The US spends more on health care per capita than any other UN member nation. It also spends a greater fraction of its national budget on health care than Canada, Germany, France, or Japan. Even with these ridiculous expenses, the World Health Organization found that:


"The U.S. healthcare system is the highest in cost, (yet) 37th in overall performance, and 72nd by overall level of health (among 191 member nations included in the study)"

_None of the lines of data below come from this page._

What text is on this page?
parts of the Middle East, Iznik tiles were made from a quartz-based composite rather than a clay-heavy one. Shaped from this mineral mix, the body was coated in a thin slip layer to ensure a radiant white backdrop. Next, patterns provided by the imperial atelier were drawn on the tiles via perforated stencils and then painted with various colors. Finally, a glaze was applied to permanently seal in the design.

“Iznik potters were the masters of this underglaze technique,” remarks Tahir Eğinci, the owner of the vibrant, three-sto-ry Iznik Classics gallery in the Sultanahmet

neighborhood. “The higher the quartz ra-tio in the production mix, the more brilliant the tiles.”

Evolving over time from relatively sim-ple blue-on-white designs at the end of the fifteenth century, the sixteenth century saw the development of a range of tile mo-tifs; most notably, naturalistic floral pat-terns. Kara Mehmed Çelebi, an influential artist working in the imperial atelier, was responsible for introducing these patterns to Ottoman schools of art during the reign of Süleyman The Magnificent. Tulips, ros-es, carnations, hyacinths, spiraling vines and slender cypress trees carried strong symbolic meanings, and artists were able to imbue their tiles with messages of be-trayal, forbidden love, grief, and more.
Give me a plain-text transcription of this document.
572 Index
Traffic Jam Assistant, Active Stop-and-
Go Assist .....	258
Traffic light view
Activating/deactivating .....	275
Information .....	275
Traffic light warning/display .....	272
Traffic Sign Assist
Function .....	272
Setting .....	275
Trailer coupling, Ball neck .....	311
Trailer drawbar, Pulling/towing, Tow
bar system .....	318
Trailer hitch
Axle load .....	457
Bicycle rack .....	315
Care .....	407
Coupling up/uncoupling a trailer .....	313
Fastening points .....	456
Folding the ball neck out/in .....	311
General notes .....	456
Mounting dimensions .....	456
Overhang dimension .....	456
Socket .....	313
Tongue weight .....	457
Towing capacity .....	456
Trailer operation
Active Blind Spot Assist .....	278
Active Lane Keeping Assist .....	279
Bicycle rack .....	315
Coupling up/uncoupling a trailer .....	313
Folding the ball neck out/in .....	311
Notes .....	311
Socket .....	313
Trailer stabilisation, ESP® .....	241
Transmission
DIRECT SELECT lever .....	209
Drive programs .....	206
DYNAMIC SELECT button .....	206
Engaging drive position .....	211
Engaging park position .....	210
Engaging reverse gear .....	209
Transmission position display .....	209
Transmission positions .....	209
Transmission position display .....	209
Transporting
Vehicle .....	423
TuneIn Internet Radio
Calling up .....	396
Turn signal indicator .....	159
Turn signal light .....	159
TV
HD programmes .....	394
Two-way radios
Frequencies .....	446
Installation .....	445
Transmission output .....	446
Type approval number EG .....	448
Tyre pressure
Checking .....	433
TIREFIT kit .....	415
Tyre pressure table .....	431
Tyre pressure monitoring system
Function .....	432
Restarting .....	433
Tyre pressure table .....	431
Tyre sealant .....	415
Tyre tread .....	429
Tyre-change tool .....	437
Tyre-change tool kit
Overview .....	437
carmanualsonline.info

In 2004 the US spent $6,102USD per person on health care, 92.7% more than any other G7 country, and 19.9% more than Luxembourg, which, after the US, had the highest spending in the Organisation for Economic Co-operation and Development (OECD). Although the US Medicare coverage of prescription drugs began in 2006, most patented prescription drugs are significantly more costly in the US than in most other countries. Factors involved are the absence of government price controls, enforcement of intellectual property rights limiting the availability of generic drugs until after patent expiration, and the monopoly purchasing power seen in national single-payer systems. Some US citizens obtain their medications, directly or indirectly, from foreign sources, to take advantage of lower prices.


The US system already has substantial public components. Of every dollar spent on health care in the US, 45 cents comes from some level of government. The federal Medicare program covers the elderly and some people with disabilities, the federal-state Medicaid program provides coverage to some of the poor, the State Children's Health Insurance Program (SCHIP) extends coverage to low-income families with children, Native Americans are covered while on the reservation, merchant seamen are covered by the Public Health System, and retired railway workers and military veterans are also covered by the government. Government also affects private sector medicine through licensing and regulatory barriers to entry into health professions.


Health care spending in the U.S. is also highly concentrated. In 1996, 5% of the population accounted for more than half of all costs.


People in the US without health insurance coverage at some time during 2007 totaled 15.3% of the population, or 45.7 million people. The current economic downturn and rising unemployment rate caused the number of uninsured to grow by several million in 2008 and 2009.


The cost and quality of care in the United States are frequently the two major issues of discussion. While cost comparisons are relatively easy, the reasons for higher costs in the US and quality measures are frequently subject to debate.